5 Tips to Start the Perfect Campfire

By far, the most enjoyable outdoor activity to partake in is building a fire. For most, campfires are a special occasion, the bedrock of any outdoors experience. Fires are used for multitudes of applications, fires can warm a cold night, make a hot meal, keep large animals away and offer a source of entertainment. If you want to learn how to make one yourself or just brushing up on knowledge, the guide below can offer help.

1. Collect fuel. Preparing the fire is the most important step in building one. Having all the fuel close at hand allows for the fire to be brought out of infancy without interruption. Collecting the right size and type of fuel will ensure success in the first try.

Start by collecting small tinder. Tinder refers to small, dry, organic material that has a high combustibility rate. The best materials to use are dry grasses, paper birch bark, dried pine needles, and dried leaves.

Organize the fuel into separate piles, distinguishing by size. Starting with very tiny sizes, working up towards large sticks and logs. Be sure the largest amount of material collected are the smaller sized sticks and tinder. The more of the smaller twigs used, the faster your fire will be burning logs.

2. Lighting the fire. There is no need to resort to primitive fire starters like flint and rubbing two sticks together. In the outdoors, usually the best option is also the simplest and easiest. No need for gimmicks, I use a lighter or matches to create the first flame. If you plan your fire correctly, you won’t need more than 1 or two matches to get it going.

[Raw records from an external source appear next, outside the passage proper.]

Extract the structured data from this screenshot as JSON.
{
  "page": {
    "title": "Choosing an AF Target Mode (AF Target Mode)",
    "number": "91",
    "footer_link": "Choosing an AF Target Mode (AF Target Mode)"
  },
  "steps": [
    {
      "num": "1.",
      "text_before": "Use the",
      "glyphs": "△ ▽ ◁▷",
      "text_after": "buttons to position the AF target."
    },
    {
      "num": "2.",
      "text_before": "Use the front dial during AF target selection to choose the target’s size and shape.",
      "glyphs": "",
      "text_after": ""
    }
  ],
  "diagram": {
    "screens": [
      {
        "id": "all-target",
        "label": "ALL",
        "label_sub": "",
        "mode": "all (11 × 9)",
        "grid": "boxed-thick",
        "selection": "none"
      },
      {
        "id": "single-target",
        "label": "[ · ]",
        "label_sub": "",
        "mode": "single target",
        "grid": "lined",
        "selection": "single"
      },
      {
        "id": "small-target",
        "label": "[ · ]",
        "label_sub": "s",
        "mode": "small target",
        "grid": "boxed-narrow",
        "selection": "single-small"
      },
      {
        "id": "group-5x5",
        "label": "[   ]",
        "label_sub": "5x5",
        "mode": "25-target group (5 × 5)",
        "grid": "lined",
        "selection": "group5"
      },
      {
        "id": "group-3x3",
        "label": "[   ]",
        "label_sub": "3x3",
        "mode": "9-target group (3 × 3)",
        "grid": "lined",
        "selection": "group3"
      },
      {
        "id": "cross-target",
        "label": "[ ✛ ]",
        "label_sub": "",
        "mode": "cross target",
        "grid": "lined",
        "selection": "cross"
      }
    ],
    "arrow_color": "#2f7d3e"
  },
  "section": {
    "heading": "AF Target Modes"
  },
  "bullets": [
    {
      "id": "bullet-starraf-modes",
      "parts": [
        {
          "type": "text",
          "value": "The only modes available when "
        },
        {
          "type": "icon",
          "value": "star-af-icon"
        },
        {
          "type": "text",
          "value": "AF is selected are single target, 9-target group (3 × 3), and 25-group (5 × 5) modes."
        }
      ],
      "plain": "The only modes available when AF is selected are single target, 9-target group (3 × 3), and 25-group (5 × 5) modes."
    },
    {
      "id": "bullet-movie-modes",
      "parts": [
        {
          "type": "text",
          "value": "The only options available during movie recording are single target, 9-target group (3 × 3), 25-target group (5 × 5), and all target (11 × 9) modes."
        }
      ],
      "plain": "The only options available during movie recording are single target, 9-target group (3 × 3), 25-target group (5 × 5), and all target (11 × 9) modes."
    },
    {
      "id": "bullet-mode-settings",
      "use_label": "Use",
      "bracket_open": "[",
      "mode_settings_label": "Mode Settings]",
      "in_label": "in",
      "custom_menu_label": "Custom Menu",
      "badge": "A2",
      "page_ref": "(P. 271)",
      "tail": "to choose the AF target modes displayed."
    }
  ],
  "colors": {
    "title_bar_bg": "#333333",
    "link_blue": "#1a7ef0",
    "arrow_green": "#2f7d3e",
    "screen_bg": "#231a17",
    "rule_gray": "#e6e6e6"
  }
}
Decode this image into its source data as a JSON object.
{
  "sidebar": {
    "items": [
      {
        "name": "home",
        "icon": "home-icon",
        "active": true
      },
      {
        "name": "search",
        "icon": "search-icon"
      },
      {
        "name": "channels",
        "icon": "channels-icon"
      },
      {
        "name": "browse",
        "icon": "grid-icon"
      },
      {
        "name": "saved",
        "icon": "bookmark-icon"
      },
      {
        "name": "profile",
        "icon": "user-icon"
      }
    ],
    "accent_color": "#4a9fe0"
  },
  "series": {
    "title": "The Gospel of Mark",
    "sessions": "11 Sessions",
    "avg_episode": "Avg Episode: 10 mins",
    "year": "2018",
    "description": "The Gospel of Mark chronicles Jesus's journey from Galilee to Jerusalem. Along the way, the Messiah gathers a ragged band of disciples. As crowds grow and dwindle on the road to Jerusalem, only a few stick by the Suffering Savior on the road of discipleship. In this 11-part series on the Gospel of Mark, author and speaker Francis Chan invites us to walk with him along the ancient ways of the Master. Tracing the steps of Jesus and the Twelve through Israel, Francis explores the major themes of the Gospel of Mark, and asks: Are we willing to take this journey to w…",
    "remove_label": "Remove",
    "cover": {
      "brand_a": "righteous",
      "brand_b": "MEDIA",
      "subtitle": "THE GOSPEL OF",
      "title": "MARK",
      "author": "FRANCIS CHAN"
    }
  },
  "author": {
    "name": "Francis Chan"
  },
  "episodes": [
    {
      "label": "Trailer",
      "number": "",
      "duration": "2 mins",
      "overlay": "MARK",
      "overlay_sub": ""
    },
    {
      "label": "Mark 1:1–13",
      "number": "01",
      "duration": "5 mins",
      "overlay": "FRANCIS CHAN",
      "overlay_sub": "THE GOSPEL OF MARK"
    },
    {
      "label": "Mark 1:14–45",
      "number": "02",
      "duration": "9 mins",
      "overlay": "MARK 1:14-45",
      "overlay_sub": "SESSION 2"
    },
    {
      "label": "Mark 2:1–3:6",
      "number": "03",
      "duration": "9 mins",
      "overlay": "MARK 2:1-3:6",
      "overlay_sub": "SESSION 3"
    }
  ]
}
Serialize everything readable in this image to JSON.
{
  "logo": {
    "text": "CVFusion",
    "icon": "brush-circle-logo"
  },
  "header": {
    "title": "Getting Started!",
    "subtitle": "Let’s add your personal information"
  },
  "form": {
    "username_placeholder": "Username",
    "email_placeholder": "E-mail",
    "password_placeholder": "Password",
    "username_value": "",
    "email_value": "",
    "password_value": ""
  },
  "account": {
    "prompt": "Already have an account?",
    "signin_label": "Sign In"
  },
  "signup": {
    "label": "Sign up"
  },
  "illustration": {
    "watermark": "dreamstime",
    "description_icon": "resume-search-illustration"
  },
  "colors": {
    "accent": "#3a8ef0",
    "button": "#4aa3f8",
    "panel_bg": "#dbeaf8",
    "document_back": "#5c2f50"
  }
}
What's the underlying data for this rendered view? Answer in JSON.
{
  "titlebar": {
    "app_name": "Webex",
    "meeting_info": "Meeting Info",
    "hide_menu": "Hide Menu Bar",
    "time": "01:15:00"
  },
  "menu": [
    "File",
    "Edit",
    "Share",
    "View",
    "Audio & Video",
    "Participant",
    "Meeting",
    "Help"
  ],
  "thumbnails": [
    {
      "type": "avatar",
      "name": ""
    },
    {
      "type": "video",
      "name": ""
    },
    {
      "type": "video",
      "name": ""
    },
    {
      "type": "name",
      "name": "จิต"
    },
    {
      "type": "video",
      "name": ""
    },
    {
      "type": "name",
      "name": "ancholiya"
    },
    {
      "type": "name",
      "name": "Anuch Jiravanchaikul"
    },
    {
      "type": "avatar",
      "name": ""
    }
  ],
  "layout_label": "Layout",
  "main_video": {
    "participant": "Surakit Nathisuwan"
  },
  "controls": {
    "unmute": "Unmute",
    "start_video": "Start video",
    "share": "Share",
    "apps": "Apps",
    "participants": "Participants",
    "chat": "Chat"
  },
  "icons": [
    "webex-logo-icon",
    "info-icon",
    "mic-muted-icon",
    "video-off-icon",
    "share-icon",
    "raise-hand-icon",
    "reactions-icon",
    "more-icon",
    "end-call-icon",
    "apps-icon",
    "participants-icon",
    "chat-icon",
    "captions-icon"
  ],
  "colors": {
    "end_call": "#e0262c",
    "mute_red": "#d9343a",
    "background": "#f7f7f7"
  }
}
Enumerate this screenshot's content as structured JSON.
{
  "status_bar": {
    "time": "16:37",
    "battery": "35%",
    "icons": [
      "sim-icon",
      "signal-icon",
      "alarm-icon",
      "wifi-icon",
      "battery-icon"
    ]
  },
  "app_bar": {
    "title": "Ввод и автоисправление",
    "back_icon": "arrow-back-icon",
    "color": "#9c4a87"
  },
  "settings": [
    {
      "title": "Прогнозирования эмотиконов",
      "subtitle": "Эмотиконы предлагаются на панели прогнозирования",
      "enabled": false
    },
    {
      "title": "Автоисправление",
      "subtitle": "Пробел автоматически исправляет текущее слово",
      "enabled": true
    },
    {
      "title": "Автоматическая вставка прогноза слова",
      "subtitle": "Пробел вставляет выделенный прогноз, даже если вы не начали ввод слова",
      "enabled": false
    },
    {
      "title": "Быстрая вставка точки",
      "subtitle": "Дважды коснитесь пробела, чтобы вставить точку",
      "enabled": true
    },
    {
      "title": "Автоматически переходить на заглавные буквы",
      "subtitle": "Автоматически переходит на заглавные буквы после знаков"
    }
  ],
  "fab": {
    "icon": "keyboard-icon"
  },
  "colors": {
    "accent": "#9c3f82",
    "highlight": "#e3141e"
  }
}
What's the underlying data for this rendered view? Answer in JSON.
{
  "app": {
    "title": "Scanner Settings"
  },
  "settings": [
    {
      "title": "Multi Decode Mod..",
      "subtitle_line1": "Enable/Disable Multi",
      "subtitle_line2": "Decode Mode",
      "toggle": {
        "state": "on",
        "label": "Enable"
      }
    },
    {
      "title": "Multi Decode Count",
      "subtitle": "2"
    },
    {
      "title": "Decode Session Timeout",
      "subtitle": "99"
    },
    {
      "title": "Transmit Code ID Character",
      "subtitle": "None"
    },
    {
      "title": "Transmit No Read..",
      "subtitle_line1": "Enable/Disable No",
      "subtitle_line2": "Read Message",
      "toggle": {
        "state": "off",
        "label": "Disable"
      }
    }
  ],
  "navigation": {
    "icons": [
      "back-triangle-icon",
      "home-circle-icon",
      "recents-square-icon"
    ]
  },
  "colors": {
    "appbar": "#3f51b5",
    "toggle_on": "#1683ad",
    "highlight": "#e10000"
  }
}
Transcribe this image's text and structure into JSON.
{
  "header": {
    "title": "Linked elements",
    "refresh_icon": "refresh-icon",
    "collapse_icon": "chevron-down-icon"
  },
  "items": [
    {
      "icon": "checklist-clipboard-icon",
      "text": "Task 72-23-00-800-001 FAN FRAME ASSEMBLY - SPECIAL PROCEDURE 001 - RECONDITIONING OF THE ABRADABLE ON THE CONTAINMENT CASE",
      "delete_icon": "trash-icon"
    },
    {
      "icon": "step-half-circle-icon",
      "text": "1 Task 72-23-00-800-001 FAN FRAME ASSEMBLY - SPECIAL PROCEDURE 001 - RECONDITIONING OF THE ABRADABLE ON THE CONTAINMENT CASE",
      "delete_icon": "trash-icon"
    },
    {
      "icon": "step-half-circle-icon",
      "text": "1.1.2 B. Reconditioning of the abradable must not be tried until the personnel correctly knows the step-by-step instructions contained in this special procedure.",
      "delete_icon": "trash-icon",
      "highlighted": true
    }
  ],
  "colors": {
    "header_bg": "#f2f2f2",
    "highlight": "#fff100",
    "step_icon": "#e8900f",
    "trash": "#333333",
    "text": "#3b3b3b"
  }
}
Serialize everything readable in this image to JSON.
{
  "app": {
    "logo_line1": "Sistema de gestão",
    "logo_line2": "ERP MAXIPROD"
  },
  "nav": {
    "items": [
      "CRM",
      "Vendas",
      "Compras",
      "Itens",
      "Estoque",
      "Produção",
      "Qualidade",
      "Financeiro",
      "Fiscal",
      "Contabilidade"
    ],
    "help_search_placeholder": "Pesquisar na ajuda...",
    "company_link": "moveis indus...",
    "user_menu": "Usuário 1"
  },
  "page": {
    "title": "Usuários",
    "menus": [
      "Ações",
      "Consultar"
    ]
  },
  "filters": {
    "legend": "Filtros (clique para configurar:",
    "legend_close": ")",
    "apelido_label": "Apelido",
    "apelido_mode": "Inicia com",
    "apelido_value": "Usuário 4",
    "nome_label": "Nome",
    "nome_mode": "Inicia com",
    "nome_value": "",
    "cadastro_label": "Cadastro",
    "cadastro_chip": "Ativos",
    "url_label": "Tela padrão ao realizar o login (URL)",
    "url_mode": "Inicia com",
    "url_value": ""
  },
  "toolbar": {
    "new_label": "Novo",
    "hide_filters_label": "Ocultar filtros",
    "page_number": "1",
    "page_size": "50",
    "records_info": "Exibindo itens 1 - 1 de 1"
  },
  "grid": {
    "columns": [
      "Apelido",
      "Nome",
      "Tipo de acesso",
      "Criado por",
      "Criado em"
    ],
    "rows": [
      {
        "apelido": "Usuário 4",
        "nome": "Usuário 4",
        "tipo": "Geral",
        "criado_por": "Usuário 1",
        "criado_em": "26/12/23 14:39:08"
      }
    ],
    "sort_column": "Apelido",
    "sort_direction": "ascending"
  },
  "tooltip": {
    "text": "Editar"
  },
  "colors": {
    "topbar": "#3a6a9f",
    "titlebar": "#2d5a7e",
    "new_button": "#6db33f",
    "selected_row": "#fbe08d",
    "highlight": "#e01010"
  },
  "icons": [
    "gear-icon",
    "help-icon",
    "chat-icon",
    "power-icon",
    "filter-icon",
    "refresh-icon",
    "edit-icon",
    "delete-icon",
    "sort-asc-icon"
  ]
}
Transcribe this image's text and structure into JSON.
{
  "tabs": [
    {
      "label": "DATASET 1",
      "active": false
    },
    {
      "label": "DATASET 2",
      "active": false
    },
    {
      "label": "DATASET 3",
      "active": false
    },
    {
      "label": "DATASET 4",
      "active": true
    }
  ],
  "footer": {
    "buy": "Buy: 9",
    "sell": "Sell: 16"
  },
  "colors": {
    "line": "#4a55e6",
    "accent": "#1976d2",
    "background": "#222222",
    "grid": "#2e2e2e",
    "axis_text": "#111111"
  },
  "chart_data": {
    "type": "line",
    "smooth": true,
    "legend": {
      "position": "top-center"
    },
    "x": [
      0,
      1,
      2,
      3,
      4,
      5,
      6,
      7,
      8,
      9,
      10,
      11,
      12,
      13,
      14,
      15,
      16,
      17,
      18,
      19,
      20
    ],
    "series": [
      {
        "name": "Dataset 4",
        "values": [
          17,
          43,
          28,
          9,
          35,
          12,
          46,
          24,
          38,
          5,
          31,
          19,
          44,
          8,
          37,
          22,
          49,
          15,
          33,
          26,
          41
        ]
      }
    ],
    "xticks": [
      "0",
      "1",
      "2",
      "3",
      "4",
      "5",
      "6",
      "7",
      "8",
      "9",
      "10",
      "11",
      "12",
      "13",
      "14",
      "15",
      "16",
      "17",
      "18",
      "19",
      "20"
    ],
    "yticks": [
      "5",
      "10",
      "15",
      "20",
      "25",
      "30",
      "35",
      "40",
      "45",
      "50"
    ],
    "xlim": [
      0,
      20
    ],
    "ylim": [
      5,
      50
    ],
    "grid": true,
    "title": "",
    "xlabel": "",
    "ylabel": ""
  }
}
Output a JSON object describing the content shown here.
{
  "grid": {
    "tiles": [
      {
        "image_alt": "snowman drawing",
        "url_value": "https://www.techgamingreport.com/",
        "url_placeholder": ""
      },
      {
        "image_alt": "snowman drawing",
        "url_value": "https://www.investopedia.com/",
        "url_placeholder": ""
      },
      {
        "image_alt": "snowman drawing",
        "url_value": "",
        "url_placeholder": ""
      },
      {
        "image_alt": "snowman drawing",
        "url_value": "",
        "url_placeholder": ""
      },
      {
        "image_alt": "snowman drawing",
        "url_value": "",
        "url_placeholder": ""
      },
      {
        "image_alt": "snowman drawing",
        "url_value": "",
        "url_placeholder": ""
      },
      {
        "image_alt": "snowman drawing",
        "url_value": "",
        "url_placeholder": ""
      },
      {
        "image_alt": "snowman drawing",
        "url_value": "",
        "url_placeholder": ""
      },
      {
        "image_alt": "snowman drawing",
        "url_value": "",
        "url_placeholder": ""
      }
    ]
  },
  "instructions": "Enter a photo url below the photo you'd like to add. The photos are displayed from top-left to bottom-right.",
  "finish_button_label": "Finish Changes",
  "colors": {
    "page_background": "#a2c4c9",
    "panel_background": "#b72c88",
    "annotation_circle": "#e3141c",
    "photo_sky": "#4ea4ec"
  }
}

3. Grow the fire. Once the tinder starts to flame, place the smallest twigs on. Try and lay the twigs vertically against the flames, fire will burn hotter when working against gravity. Wait for the first batch to go up in flames and slowly add more materials. Be sure to increase the size of the fuel as the fire grows. Smoking sticks indicate the temperatures are nearly hot enough to create flames, try blowing on them to make fire. If the larger logs are not lighting, your fire needs more of the smaller sticks that can combust at lower temperatures. The larger the stick, the longer it will take to light but once it is lit, it will emit hotter temperatures.

4.Smoldering! If your fire suddenly smolders; its flames disappearing leaving only hot coals, do not panic. Usually, blowing gently on the coals will temporarily give the fire a boost of oxygen which creates flames and greater temperatures. Use this window of growth to throw more twigs or tinder onto the flames and build a more sustainable fire.

5. Keeping the fire. When the fires is hot enough and even the largest branches are burning, it is time to reduce effort. Using logs on a fire greatly reduces the need for fuel and requires a lot less work. At this point, the fire is at its peak utility. It is stable enough to be controlled, allowing for a full range of activities.

Best Campfire Uses

1. Cooking. There is no better accomplishment than having a fire to cook on. A helpful tool to cook in is a metal pot. It can be hung over the flames or placed on the coals. Examples of food that can be cooked this way: pasta, fish, sausages, vegetables, and more.

2. Heat. Being outside can be cold at any season, even summer nights sometimes require a fire. Building a fire in a strategic location can allow it to be used as a communal heat source. The social atmosphere created with fire provides more warmth than the flames can. Also, the amount of hands feeding fire means it can be built larger than any one person could hope for.

3. Safety. Sometimes when there are bears and wolves around, having a fire gives a sense of security at camp. Most animals do not like fire and will keep their distance, especially if it is a large fire.

4. Entertainment. Being in the woods and devoid of electronic devices, fire can sometimes be the only entertainment around. Simply staring into it, feeding it, and watching the embers soar upwards allows for therapeutic relaxation.

I hope this guide helps you on your next camping trip, building fires is always a fun experience. So get outside, make yourself a campfire, and revel in the glory of the ecosystem that is all around us.